Die Ehe seiner Eltern begann früh zu kriseln. Seine Mutter fühlte sich von ihrem Mann gelangweilt. Außerdem sei ihr temperamentvoller Ehemann manchmal vor Wut explodiert, oft wegen Kleinigkeiten wie z.B. ein verlegter Autoschlüssel (ob dieser Vater auch gegenüber den Kindern "explodieren" konnte, wird nicht beschrieben). 1979 (Timothy war 11 Jahre alt) gestand sie ihrem Ehemann, dass sie ihn nicht mehr liebte. Die Kinder sollten entscheiden, bei welchem Elternteil sie bleiben wollten. Die beiden Schwestern zogen zur Mutter, Timothy blieb bei seinem Vater, den er nicht alleine lassen wollte. Später sagte Timothy, dass der Auszug seiner Mutter ihn nicht gestört habe. „The real problem, he said, was that he never really felt that close to his parents in the first place. He wished they spent less time at work and more time with him and his sisters. With both his mother and father worked full time, he felt like he never had a parent to talk with when he came home from school in the afternoon“ (Michel & Herbeck 2015, Kapitel: One – The boy next door).
Hier deuten sich auch Vernachlässigungserfahrungen an.
Timothy wurde nach dem Wegzug seiner Mutter sehr krank und einige Wochen später kehrte sie daraufhin zurück. Seine Eltern versuchten irgendwie ihre Ehe zu retten, aber immer wieder gab es Probleme. 1984 trennten sie sich endgültig. Erneut zog die Mutter mir ihren Töchtern weg und Timothy blieb beim Vater. Timothy hatte damals eine Freundin. Sie sagte, dass sich Timothy nach der Scheidung seiner Eltern verloren gefühlt habe. Er sei oft die einzige Person zu Hause gewesen und es wirkte auf sie so, als ob er sich selbst großziehen würde (Michel & Herbeck 2015, Kapitel: One – The boy next door).
Später ging Timothy McVeigh zum Militär. Er wurde auch im Zweiten Golfkrieg eingesetzt. Die Kriegsbelastungen (und mögliche Traumatisierungen) müssen sicher auch mit in die Analyse seiner Person mit einbezogen werden. Anderseits zeigen Studien, dass das Militär vor allem auch als Kind belastete Menschen anzieht. Seine Berufswahl war vor seinen Kindheitshintergründen also sehr wahrscheinlich kein reiner Zufall.

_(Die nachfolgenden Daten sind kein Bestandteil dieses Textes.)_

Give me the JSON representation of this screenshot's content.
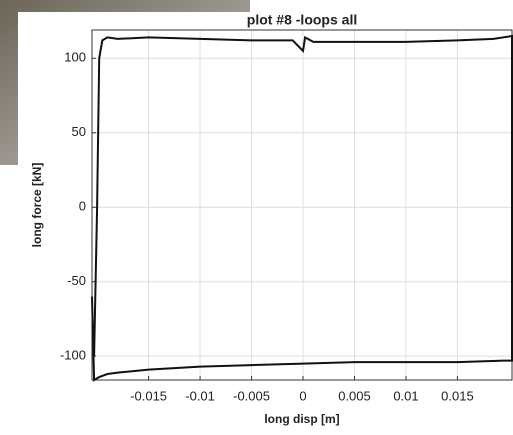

Insgesamt betrachtet zeigt sich wie in so vielen ähnlichen Fällen auch, dass man bei Massenmördern i.d.R. keine glückliche und unbelastete Kindheit findet, sondern eher das genaue Gegenteil davon.
Quellen:
Michel, L. & Herbeck, D. (2015): American Terrorist: Timothy McVeigh and the Oklahoma City Bombing. HarperCollins, New York (aktualisierte Auflage, Kindle Ausgabe).
Stickney, B. M. (1996): All-American Monster: The Unauthorized Biography of Timothy McVeigh. Prometheus Books, New York (Kindle Ausgabe).